宋即安顿时醒悟:“你是说,他俩在一起,才是市场最想看到的?”
“那肯定啊。”杜浔道:“只要金家自己不乱,他俩结婚,远比他俩各自成婚更能稳盘,你想啊,这可是双子绑定、继承共识、利益整合三合一,真正能赚到钱的,谁也不是傻子。你看咱们今天过去的时候,金叔接待的那几个人?全是老油条,来打探消息呢。
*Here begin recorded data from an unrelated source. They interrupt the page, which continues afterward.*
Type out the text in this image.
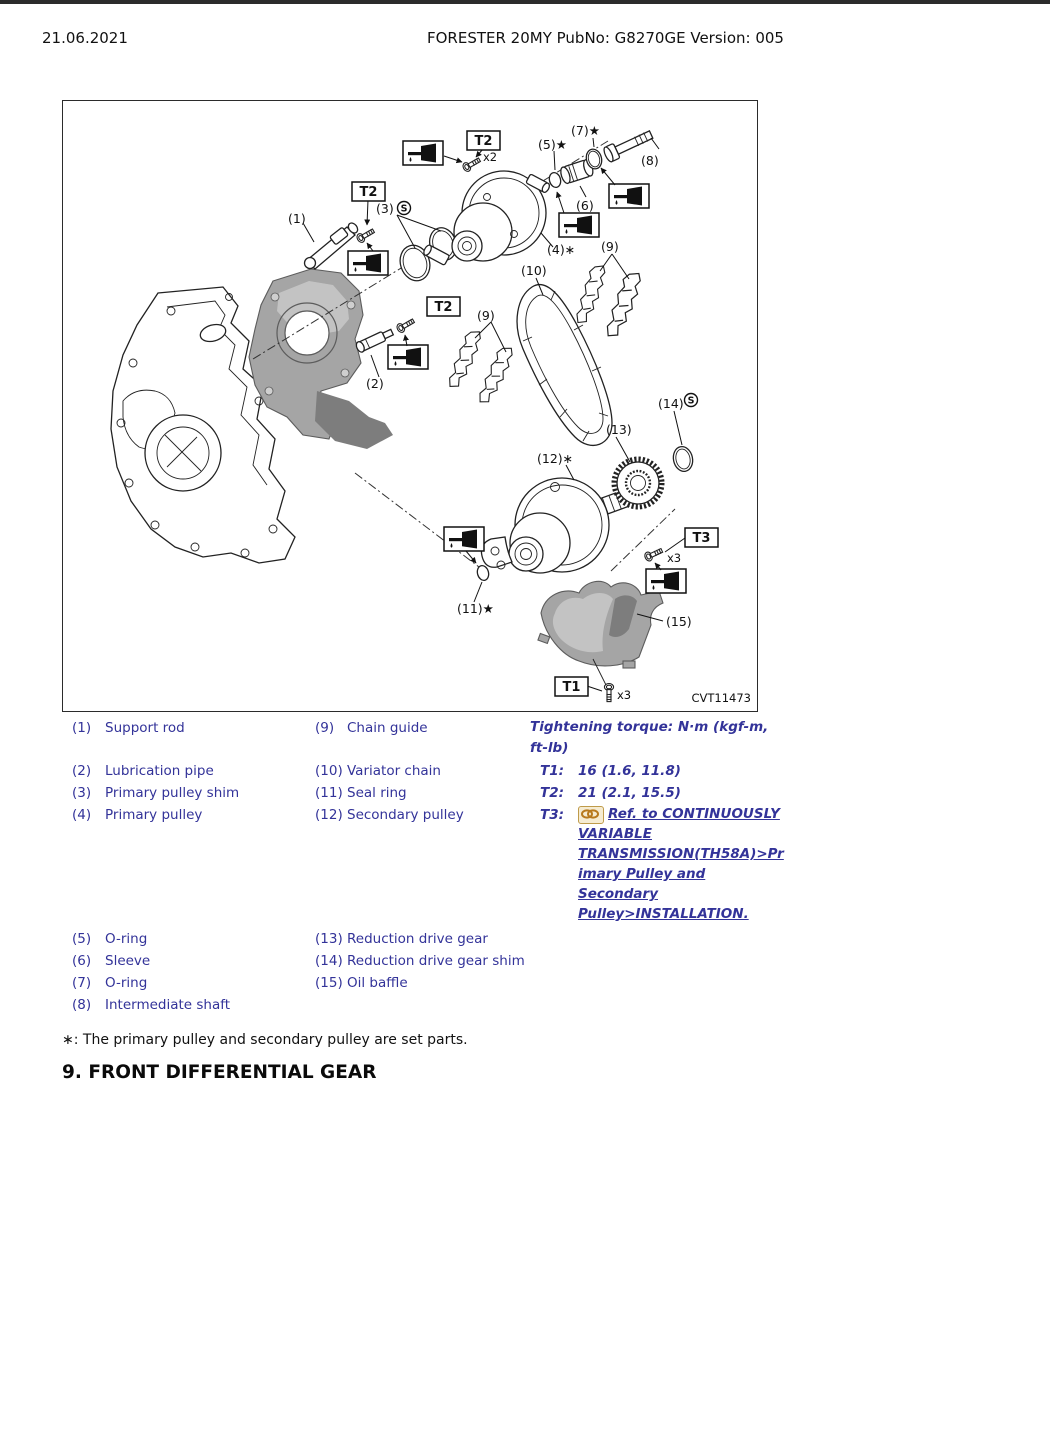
21.06.2021	FORESTER 20MY PubNo: G8270GE Version: 005
T2
T2
T2
T3
T1
x2
x3
x3
S
S
(1)
(2)
(3)
(4)∗
(5)★
(6)
(7)★
(8)
(9)
(9)
(10)
(11)★
(12)∗
(13)
(14)
(15)
CVT11473
(1) Support rod	(9) Chain guide	Tightening torque: N·m (kgf-m, ft-lb)
(2) Lubrication pipe	(10) Variator chain	T1:	16 (1.6, 11.8)
(3) Primary pulley shim	(11) Seal ring	T2:	21 (2.1, 15.5)
(4) Primary pulley	(12) Secondary pulley	T3:	Ref. to CONTINUOUSLY VARIABLE TRANSMISSION(TH58A)>Primary Pulley and Secondary Pulley>INSTALLATION.
(5) O-ring	(13) Reduction drive gear
(6) Sleeve	(14) Reduction drive gear shim
(7) O-ring	(15) Oil baffle
(8) Intermediate shaft
∗: The primary pulley and secondary pulley are set parts.
9. FRONT DIFFERENTIAL GEAR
”
“之前秀在前面冲锋陷阵,金煦又坐镇中枢……而且秀这些年确实有点太拼了,也受了不少委屈,大家看在眼里,都觉得他早晚有一天会反……”
宋即安瞪圆眼睛,杜浔担心他又应激,加快语气道:“但要是他俩婚讯一旦公布,就没这个担心了啊,金曜大盘只会更稳,所以,把心放肚子里,啊。”
“这群人心真脏……”难怪何毓秀会变成别人眼中的笑面虎。宋即安拧着眉,道:“可是,我怎么觉得,今天金煦说他俩要筹备婚礼的时候,秀不太高兴呢……”
“话说……”宋即安蓦地转向杜浔:“怎么就突然进入筹备阶段了呢?他求过婚了吗?!”